Davacı, anılan mahkeme kararının yerinde olmadığını ileri sürerek temyizen incelenerek bozulmasını istemektedir.
Dava ve temyiz dosyalarının incelenmesinden; davacının 5.1.1995 tarihinde imzaladığı Hizmet Sözleşmesiyle … Sosyal Yardımlışma ve Dayanışma Vakfında Vakıf Saymanı olarak görev yaptığı, Hizmet Sözleşmesinin 8.maddesinde vakıf saymanının 1475 sayılı İş Kanunu’na bağlı kalarak çalışacağının belirtildiği, yine sözleşmenin 13.maddesinde personelin işten çıkartılması halinde İş Kanununda belirtilen ücret tutarına göre tazminat ödeneceğinin belirtildiği anlaşılmaktadır.

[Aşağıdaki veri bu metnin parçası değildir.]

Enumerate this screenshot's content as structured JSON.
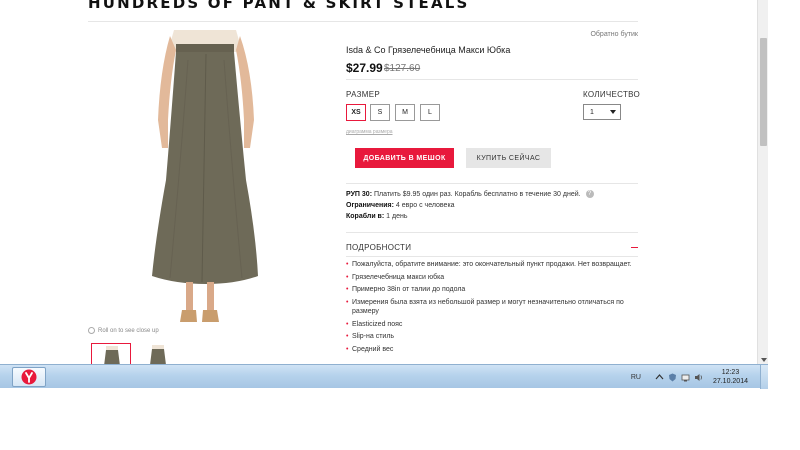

Bu durumda uyuşmazlığın esasını, 1475 sayılı İş Kanununa bağlı kalarak çalışan davacının, imzalamış olduğu hizmet sözleşmesi kapsamında görevine tekrar dönüp dönemeyeceği oluşturmaktadır. Dolayısıyla uyuşmazlığın görüm ve çözümü adli yargı yerine ait bulunmaktadır.
Bu itibarla açılan davayı görev yönünden reddetmesi gerekirken işin esasına geçerek karar veren idare mahkemesi kararında hukuki isabet görülmemektedir.
Açıklanan nedenlerle 2577 sayılı İdari Yargılama Usulü Kanununun 49.maddesi uyarınca … İdare Mahkemesinin … tarih ve E:…, K:… sayılı kararının bozulmasına, dosyanın yeniden karar verilmek üzere anılan idare mahkemesine gönderilmesine 4.3.1998 tarihinde oybirliğiyle karar verildi.